Like Christo, Hines prompted viewers with his wrappings to reevaluate form and space, lending surprisingly new sculptural qualities to architecture. But whereas Christo was a conceptualist who emerged from the Dadaist tradition of Man Ray and covered structures in translucent polyethylene sheets before bounding them with ropes, Hines, on the other hand, developed a completely different approach to wrapping from that of Christo. As art historian Peter Falk wrote, “Hines’ pursuit was aesthetic, not conceptual. It was not about loosely wrapping up a form. It was instead about tightly weaving diaphanous synthetic fabrics into geometric patterns, stretching them over a building’s facades under hundreds of pounds of pressure.”
Born in Washington D.C. in 1920, Hines attended the Cleveland School of Art (now the Cleveland Institute of Art) before serving in the U.S. Army Corps of Engineers during World War II. Following the war, Hines settled in New York City, working as a commercial illustrator in addition to pursuing painting as a hobby. In the 1950s, he held the position of chief commercial artist at G. Fox & Co, one of the largest private department stories in the country at the time. In the 1960s, his personal artistic practice started to receive attention, and in 1965, he had his first solo exhibition at the Smolin Gallery, an avant-garde art venue on 57th Street. Around this time, Hines moved to Watertown, Connecticut, where he converted a barn into a large studio and worked on his personal artistic projects until his death. His wrapped sculptures were shown at the Stewart Neill Gallery in SoHo multiple times in the 1970s and he was represented by the Vorpal Gallery in SoHo from 1984 until the gallery’s closing in 1997.
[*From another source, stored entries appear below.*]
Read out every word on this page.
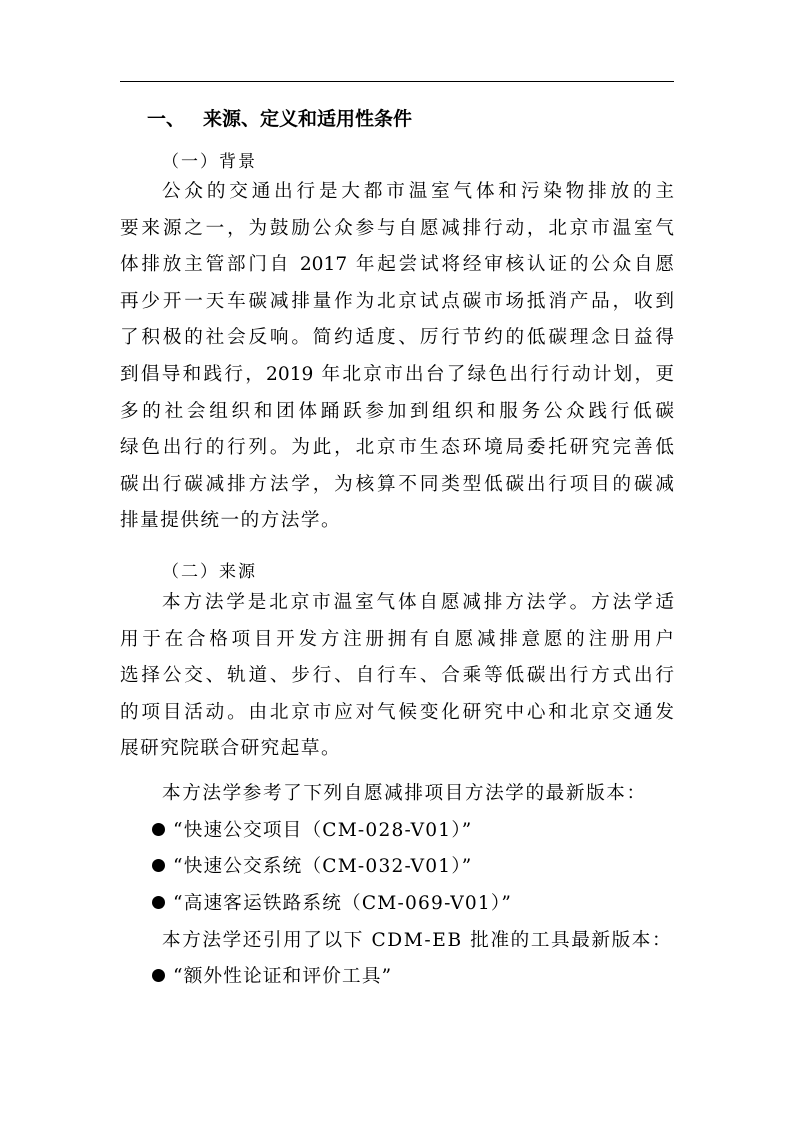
一、 来源、定义和适用性条件
（一）背景
公众的交通出行是大都市温室气体和污染物排放的主
要来源之一，为鼓励公众参与自愿减排行动，北京市温室气
体排放主管部门自 2017 年起尝试将经审核认证的公众自愿
再少开一天车碳减排量作为北京试点碳市场抵消产品，收到
了积极的社会反响。简约适度、厉行节约的低碳理念日益得
到倡导和践行，2019 年北京市出台了绿色出行行动计划，更
多的社会组织和团体踊跃参加到组织和服务公众践行低碳
绿色出行的行列。为此，北京市生态环境局委托研究完善低
碳出行碳减排方法学，为核算不同类型低碳出行项目的碳减
排量提供统一的方法学。
（二）来源
本方法学是北京市温室气体自愿减排方法学。方法学适
用于在合格项目开发方注册拥有自愿减排意愿的注册用户
选择公交、轨道、步行、自行车、合乘等低碳出行方式出行
的项目活动。由北京市应对气候变化研究中心和北京交通发
展研究院联合研究起草。
本方法学参考了下列自愿减排项目方法学的最新版本：
“快速公交项目（CM-028-V01）”
“快速公交系统（CM-032-V01）”
“高速客运铁路系统（CM-069-V01）”
本方法学还引用了以下 CDM-EB 批准的工具最新版本：
“额外性论证和评价工具”
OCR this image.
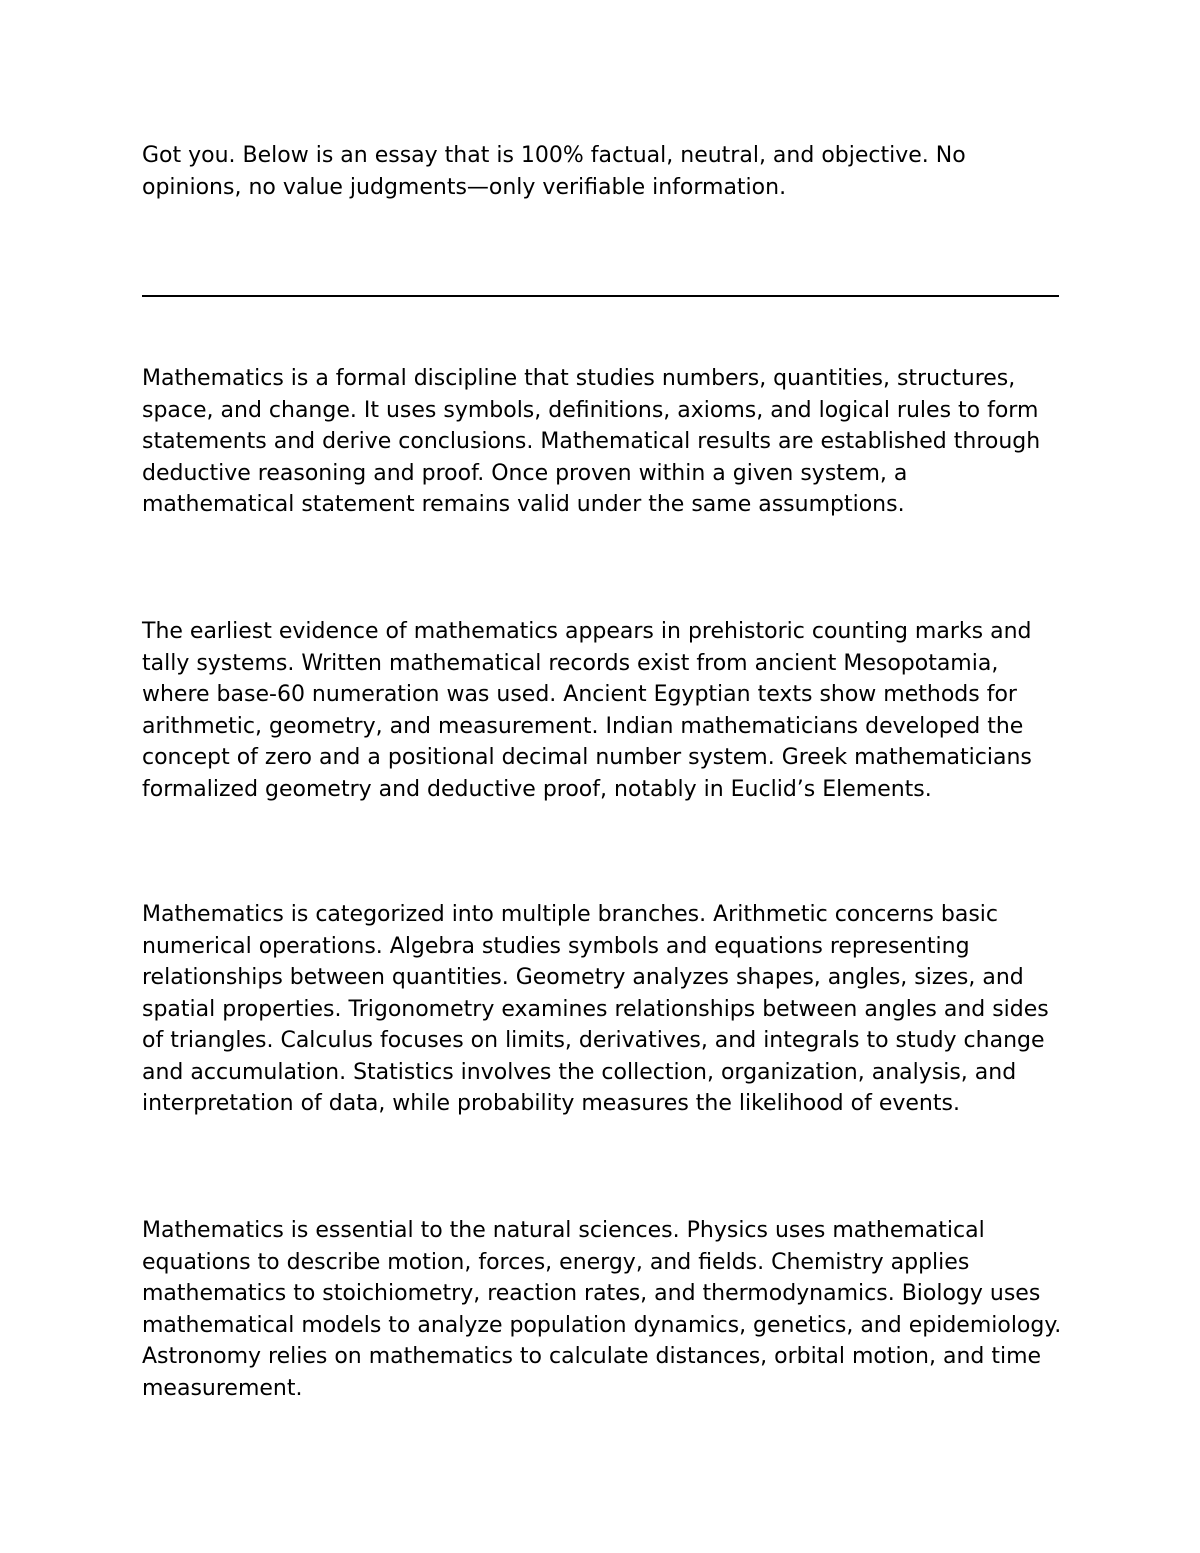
Got you. Below is an essay that is 100% factual, neutral, and objective. No opinions, no value judgments—only verifiable information.

Mathematics is a formal discipline that studies numbers, quantities, structures, space, and change. It uses symbols, definitions, axioms, and logical rules to form statements and derive conclusions. Mathematical results are established through deductive reasoning and proof. Once proven within a given system, a mathematical statement remains valid under the same assumptions.

The earliest evidence of mathematics appears in prehistoric counting marks and tally systems. Written mathematical records exist from ancient Mesopotamia, where base-60 numeration was used. Ancient Egyptian texts show methods for arithmetic, geometry, and measurement. Indian mathematicians developed the concept of zero and a positional decimal number system. Greek mathematicians formalized geometry and deductive proof, notably in Euclid’s Elements.

Mathematics is categorized into multiple branches. Arithmetic concerns basic numerical operations. Algebra studies symbols and equations representing relationships between quantities. Geometry analyzes shapes, angles, sizes, and spatial properties. Trigonometry examines relationships between angles and sides of triangles. Calculus focuses on limits, derivatives, and integrals to study change and accumulation. Statistics involves the collection, organization, analysis, and interpretation of data, while probability measures the likelihood of events.

Mathematics is essential to the natural sciences. Physics uses mathematical equations to describe motion, forces, energy, and fields. Chemistry applies mathematics to stoichiometry, reaction rates, and thermodynamics. Biology uses mathematical models to analyze population dynamics, genetics, and epidemiology. Astronomy relies on mathematics to calculate distances, orbital motion, and time measurement.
Following his death in 2016, Hines’ house and barn studio were cleared and the contents were placed into dumpsters. A car mechanic named Jared Whipple was alerted by a friend to of these dumpsters and was intrigued by the work. When he entered the barn and saw what remained of Hines’ studio, Whipple decided to salvage the work that had not yet been destroyed and embarked on a mission to piece together the artist’s story. In 2018, having learned as much as he could about Hines, Whipple contacted Peter Falk, an art historian with an expertise in rediscovering significant American artists who have been forgotten over time. Falk then worked with Hollis Taggart and his team to organize an exhibition in 2022 devoted to Hines’ works entitled “Unwrapping the Mystery of New York’s Wrapper.”